I fully respect Rice’s decision to remove her name from consideration for secretary of state. Her more than two decades of experience promoting peace and security in regions plagued by instability and crisis made her extraordinarily qualified to serve as America’s top diplomat.
As U.N. ambassador, Rice was steadfast in advancing America’s national security interests, among many accomplishments helping to secure international support for sanctions against our adversaries and support for human rights around the world.
It is unfortunate Rice had to make this decision in the face of such unfounded and unfair character attacks. As I said last week, were she judged fairly based solely on her qualifications for the job, she would’ve made an extraordinary secretary of state.
But those facts are beside the point. The larger story here is that rather than turn our collective attention on finding the Benghazi perpetrators and figuring out the best way to secure our embassies going forward, Washington chose to focus on a partisan witch hunt against a person who hadn’t even been nominated for the job.
This sent a horrible signal to the American people about their government’s ability to put partisanship aside and come together in a crisis. It has long been the standard that politics stops at the water’s edge when it comes to our national security.
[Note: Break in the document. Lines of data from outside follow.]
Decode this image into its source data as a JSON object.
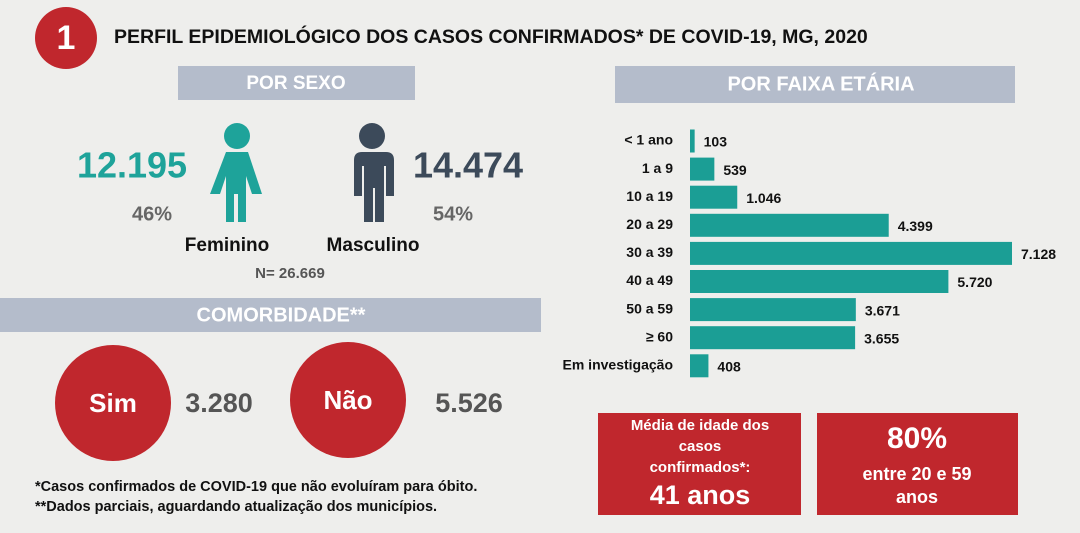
{
  "header": {
    "number": "1",
    "title": "PERFIL EPIDEMIOLÓGICO DOS CASOS CONFIRMADOS* DE COVID-19, MG, 2020"
  },
  "sex": {
    "title": "POR SEXO",
    "female": {
      "count": "12.195",
      "percent": "46%",
      "label": "Feminino"
    },
    "male": {
      "count": "14.474",
      "percent": "54%",
      "label": "Masculino"
    },
    "total": "N= 26.669"
  },
  "comorbidity": {
    "title": "COMORBIDADE**",
    "yes": {
      "label": "Sim",
      "count": "3.280"
    },
    "no": {
      "label": "Não",
      "count": "5.526"
    }
  },
  "footnotes": [
    "*Casos confirmados de COVID-19 que não evoluíram para óbito.",
    "**Dados parciais, aguardando atualização dos municípios."
  ],
  "chart_data": {
    "type": "hbar",
    "title": "POR FAIXA ETÁRIA",
    "color": "#1b9e95",
    "categories": [
      "< 1 ano",
      "1 a 9",
      "10 a 19",
      "20 a 29",
      "30 a 39",
      "40 a 49",
      "50 a 59",
      "≥ 60",
      "Em investigação"
    ],
    "values": [
      103,
      539,
      1046,
      4399,
      7128,
      5720,
      3671,
      3655,
      408
    ],
    "value_labels": [
      "103",
      "539",
      "1.046",
      "4.399",
      "7.128",
      "5.720",
      "3.671",
      "3.655",
      "408"
    ]
  },
  "mean_age": {
    "lines": [
      "Média de idade dos",
      "casos",
      "confirmados*:"
    ],
    "value": "41 anos"
  },
  "share": {
    "value": "80%",
    "lines": [
      "entre 20 e 59",
      "anos"
    ]
  }
}
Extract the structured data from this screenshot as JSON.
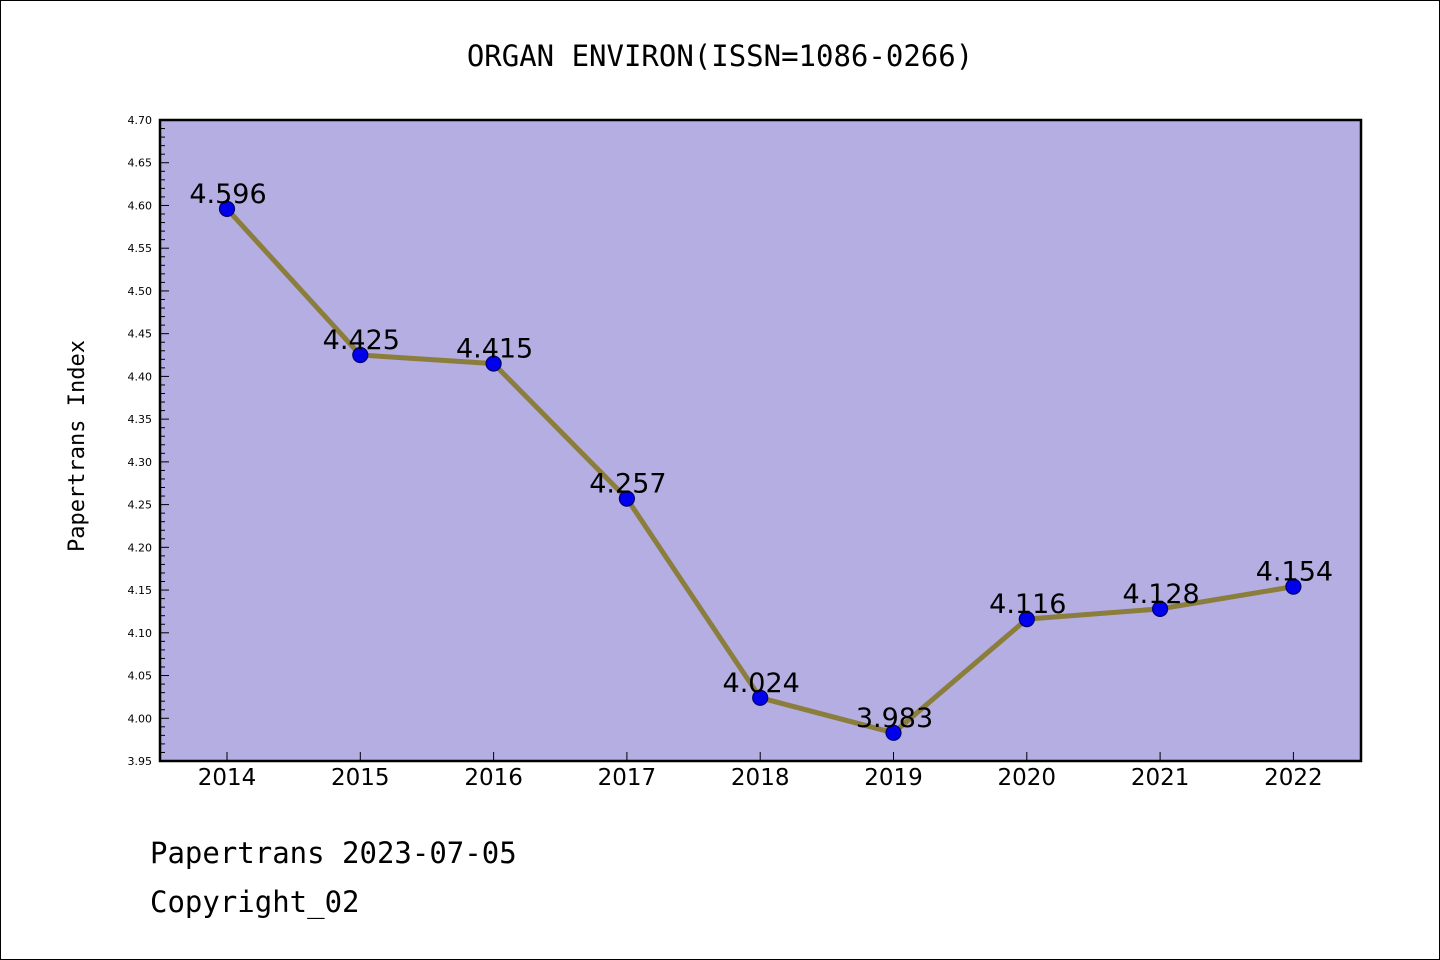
{
  "chart_data": {
    "type": "line",
    "title": "ORGAN ENVIRON(ISSN=1086-0266)",
    "xlabel": "",
    "ylabel": "Papertrans Index",
    "categories": [
      "2014",
      "2015",
      "2016",
      "2017",
      "2018",
      "2019",
      "2020",
      "2021",
      "2022"
    ],
    "series": [
      {
        "values": [
          4.596,
          4.425,
          4.415,
          4.257,
          4.024,
          3.983,
          4.116,
          4.128,
          4.154
        ],
        "data_labels": [
          "4.596",
          "4.425",
          "4.415",
          "4.257",
          "4.024",
          "3.983",
          "4.116",
          "4.128",
          "4.154"
        ]
      }
    ],
    "ylim": [
      3.95,
      4.7
    ],
    "yticks": [
      "3.95",
      "4.00",
      "4.05",
      "4.10",
      "4.15",
      "4.20",
      "4.25",
      "4.30",
      "4.35",
      "4.40",
      "4.45",
      "4.50",
      "4.55",
      "4.60",
      "4.65",
      "4.70"
    ],
    "grid": false,
    "legend": "none",
    "colors": {
      "plot_background": "#b4aee2",
      "line": "#8b7d3c",
      "marker": "#0000ee"
    }
  },
  "footer": {
    "date_line": "Papertrans 2023-07-05",
    "copyright": "Copyright_02"
  }
}
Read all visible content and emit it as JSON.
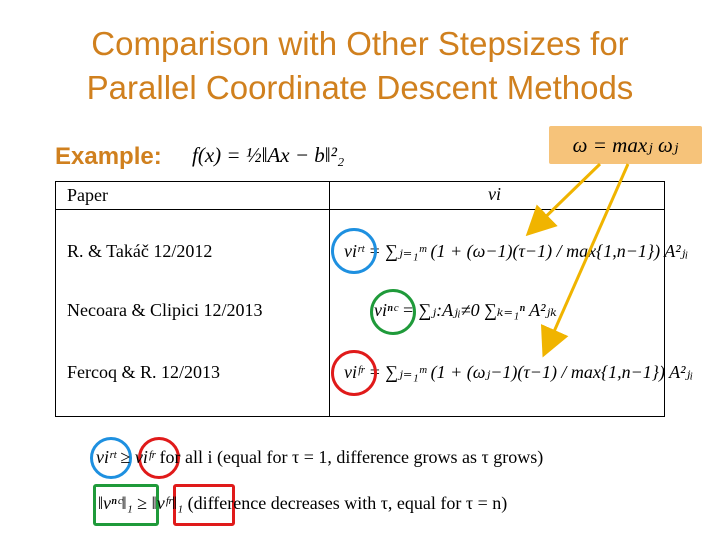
{
  "slide": {
    "title_line1": "Comparison with Other Stepsizes for",
    "title_line2": "Parallel Coordinate Descent Methods",
    "example_label": "Example:",
    "example_formula": "f(x) = ½‖Ax − b‖²₂",
    "omega_formula": "ω = maxⱼ ωⱼ"
  },
  "table": {
    "header_paper": "Paper",
    "header_vi": "vi",
    "rows": [
      {
        "paper": "R. & Takáč 12/2012",
        "formula": "viʳᵗ = ∑ⱼ₌₁ᵐ (1 + (ω−1)(τ−1) / max{1,n−1}) A²ⱼᵢ"
      },
      {
        "paper": "Necoara & Clipici 12/2013",
        "formula": "viⁿᶜ = ∑ⱼ:Aⱼᵢ≠0 ∑ₖ₌₁ⁿ A²ⱼₖ"
      },
      {
        "paper": "Fercoq & R. 12/2013",
        "formula": "viᶠʳ = ∑ⱼ₌₁ᵐ (1 + (ωⱼ−1)(τ−1) / max{1,n−1}) A²ⱼᵢ"
      }
    ]
  },
  "bottom": {
    "line1_lhs": "viʳᵗ",
    "line1_rel": "≥",
    "line1_rhs": "viᶠʳ",
    "line1_text": "for all i (equal for τ = 1, difference grows as τ grows)",
    "line2_lhs": "‖vⁿᶜ‖₁",
    "line2_rel": "≥",
    "line2_rhs": "‖vᶠʳ‖₁",
    "line2_text": "(difference decreases with τ, equal for τ = n)"
  },
  "colors": {
    "title": "#d0801e",
    "highlight": "#f6c37a",
    "arrow": "#f0b400",
    "blue": "#1e90e0",
    "green": "#1f9a3a",
    "red": "#e01a1a"
  }
}
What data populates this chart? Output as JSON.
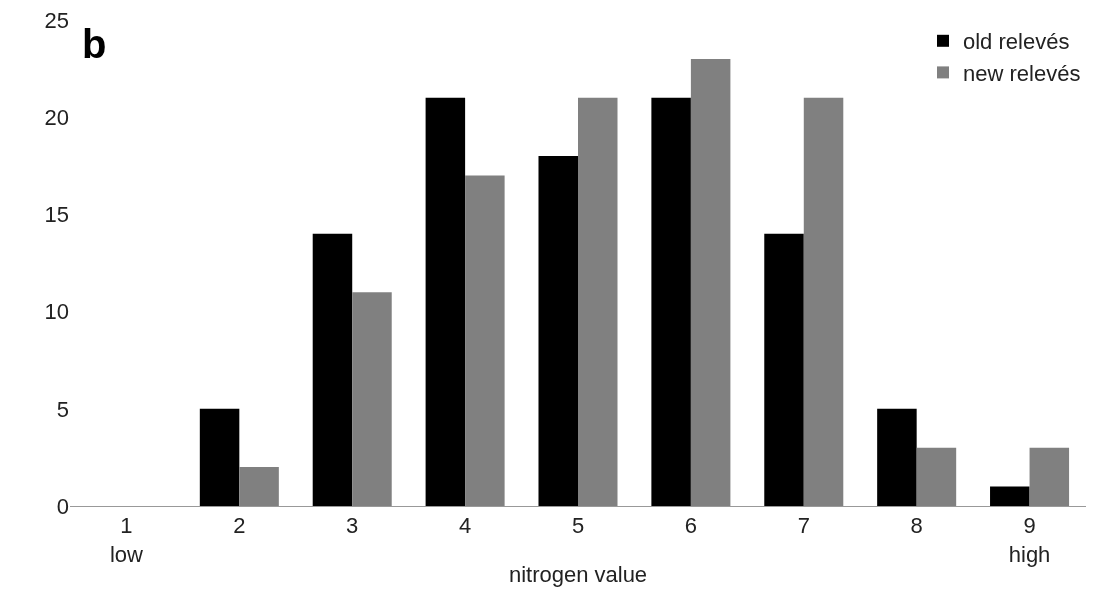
{
  "chart_data": {
    "type": "bar",
    "xlabel": "nitrogen value",
    "annotations": [
      "b"
    ],
    "categories": [
      "1\nlow",
      "2",
      "3",
      "4",
      "5",
      "6",
      "7",
      "8",
      "9\nhigh"
    ],
    "series": [
      {
        "name": "old relevés",
        "color": "#000000",
        "values": [
          0,
          5,
          14,
          21,
          18,
          21,
          14,
          5,
          1
        ]
      },
      {
        "name": "new relevés",
        "color": "#808080",
        "values": [
          0,
          2,
          11,
          17,
          21,
          23,
          21,
          3,
          3
        ]
      }
    ],
    "ylim": [
      0,
      25
    ],
    "yticks": [
      0,
      5,
      10,
      15,
      20,
      25
    ],
    "grid": false,
    "legend": "top right"
  }
}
Somewhere along the way, we seem to have forgotten that. Americans expect their political leadership to come together when our nation is attacked. Our nation is stronger at home and abroad when we come together to transcend politics and put the interest of the people first. This is what makes America the strongest and most free nation in the world.
Politics stopped a real discussion from happening about America’s ability to strengthen security at our diplomatic posts and improve our intelligence-gathering capabilities in volatile regions of the world. That’s the right discussion to have for the best interest of the country — and it shows the very best of the American people.
Benghazi can be a teachable moment for our country. It never serves our interests to let politics seep through our national security discussions. Furthermore, we should never use politics to malign the character of dedicated public servants like Rice, who have chosen to offer their gifts and intellect in service to our great country. At a time fraught with turmoil in international affairs, we need the very best and brightest to offer themselves in service to their country. The political attacks against Rice discourage those with the talents to serve at such a critical moment, for fear that they too might have their character maligned based on unfounded attacks.
Testimony from Burns and Nides and Rice’s withdrawal from consideration for secretary of state give us the opportunity to finally get this right. We can all come together, listen to the facts and work constructively to enhance our nation’s security and bring the perpetrators of this horrible crime to justice. But it takes all of us working together and putting politics aside for the betterment of our country.
Rep. Karen Bass represents the 33rd District of California. She is a member of the House Foreign Affairs Committee and currently serves as ranking member of the Subcommittee on Africa, Global Health and Human Rights.